Oh, make sure you use max power when checking it.... some scopes, especially inexpensive ones look really good at 3 or 4 power and poor at 9...

When I was young and broke I always bought fixed power scopes...way over 90% of the deer killed are shot at well under 100yds. You certainly don't "need" anything more than about 4X on a deer sized animal out to at least 200yds.

I killed a lot of deer with a bolt action 300 Savage and a 4X Redfield scope with a few of those being powerline shots that were well over 200yds. But the vast majority of them were 40-70yds. Even at 100yds a deer looks awful big in a 4X scope.


----------



## Joraca (Dec 29, 2007)

I have bought three of the Leupold Rifleman scopes and haven't had an issue with any of them.
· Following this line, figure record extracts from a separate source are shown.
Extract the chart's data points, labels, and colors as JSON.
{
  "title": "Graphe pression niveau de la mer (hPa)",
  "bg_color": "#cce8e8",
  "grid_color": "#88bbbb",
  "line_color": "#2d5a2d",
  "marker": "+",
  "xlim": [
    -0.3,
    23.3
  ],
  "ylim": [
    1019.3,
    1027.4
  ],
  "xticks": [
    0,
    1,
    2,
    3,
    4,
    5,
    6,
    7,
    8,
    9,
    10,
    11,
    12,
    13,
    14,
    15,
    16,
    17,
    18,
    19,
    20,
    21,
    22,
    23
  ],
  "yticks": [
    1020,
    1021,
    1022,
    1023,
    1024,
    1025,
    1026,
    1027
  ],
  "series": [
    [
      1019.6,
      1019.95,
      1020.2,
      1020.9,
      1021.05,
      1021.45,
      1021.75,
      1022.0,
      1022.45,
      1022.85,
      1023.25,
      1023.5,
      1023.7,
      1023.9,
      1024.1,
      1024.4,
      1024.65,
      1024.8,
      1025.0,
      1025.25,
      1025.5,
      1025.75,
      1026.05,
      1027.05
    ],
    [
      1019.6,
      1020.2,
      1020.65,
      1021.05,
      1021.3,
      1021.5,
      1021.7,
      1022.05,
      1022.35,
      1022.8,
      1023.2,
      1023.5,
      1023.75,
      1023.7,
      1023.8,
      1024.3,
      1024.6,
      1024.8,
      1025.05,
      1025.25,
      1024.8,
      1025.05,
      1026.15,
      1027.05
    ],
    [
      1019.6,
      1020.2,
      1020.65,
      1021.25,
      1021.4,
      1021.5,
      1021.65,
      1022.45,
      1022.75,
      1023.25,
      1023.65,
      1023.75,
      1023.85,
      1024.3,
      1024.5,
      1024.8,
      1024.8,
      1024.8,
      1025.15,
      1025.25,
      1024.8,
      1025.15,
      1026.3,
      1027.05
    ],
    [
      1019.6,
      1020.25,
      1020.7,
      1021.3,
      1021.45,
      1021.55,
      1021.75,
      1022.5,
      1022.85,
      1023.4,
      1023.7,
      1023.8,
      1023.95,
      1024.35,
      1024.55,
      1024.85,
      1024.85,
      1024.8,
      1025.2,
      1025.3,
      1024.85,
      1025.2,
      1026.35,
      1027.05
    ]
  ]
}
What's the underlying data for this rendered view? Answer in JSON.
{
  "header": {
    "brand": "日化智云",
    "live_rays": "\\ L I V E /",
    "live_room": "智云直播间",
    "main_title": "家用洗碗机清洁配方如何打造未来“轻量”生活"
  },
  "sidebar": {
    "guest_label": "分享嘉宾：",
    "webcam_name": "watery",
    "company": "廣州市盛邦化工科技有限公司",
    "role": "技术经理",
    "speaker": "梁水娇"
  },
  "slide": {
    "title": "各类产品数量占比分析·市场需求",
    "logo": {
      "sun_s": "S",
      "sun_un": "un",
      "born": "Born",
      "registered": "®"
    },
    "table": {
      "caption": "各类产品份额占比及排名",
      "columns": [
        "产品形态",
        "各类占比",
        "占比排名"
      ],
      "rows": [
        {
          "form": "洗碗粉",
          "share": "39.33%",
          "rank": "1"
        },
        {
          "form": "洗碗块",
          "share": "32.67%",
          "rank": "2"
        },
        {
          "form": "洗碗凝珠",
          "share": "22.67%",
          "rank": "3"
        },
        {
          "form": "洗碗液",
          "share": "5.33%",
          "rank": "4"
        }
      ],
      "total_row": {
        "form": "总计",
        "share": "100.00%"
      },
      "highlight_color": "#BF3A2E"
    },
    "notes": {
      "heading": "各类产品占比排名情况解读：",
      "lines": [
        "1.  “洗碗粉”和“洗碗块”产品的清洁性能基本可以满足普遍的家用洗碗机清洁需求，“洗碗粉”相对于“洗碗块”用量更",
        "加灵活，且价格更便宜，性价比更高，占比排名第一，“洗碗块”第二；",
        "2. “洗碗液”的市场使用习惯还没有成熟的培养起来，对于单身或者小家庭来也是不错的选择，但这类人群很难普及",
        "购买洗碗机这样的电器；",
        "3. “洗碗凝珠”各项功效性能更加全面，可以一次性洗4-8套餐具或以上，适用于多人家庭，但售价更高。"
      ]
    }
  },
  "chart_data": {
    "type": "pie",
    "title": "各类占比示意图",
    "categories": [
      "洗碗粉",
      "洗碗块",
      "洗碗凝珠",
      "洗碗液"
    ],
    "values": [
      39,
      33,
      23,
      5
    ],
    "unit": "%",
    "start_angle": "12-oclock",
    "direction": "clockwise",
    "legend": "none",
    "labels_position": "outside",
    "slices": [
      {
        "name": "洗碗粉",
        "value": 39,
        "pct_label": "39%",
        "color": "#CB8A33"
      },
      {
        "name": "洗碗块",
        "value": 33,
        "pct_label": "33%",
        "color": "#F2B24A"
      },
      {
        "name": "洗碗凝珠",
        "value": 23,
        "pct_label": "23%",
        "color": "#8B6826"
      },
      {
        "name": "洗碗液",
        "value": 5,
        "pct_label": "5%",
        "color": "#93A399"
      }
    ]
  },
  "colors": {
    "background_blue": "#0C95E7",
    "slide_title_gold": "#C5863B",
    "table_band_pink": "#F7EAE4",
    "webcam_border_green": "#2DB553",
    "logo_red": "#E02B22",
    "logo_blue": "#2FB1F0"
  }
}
One went on a .357 Contender pistol, one on a .22 LR Contender Pistol, and one on a Savage 110 30-06 rifle.

I don't think an expensive scope (>$250) will help you hit the bullseye better than a cheap one that works. It may be more resistant to fogging, glare, and diminished light however.

Higher magnification (once you get up to 4X or so) won't help you much, either, IMO, inside of a 1/4 mile at game sized targets.

I agree that it is pleasurable to look thru a scope that has a bright crisp image all the way across.

Joraca


----------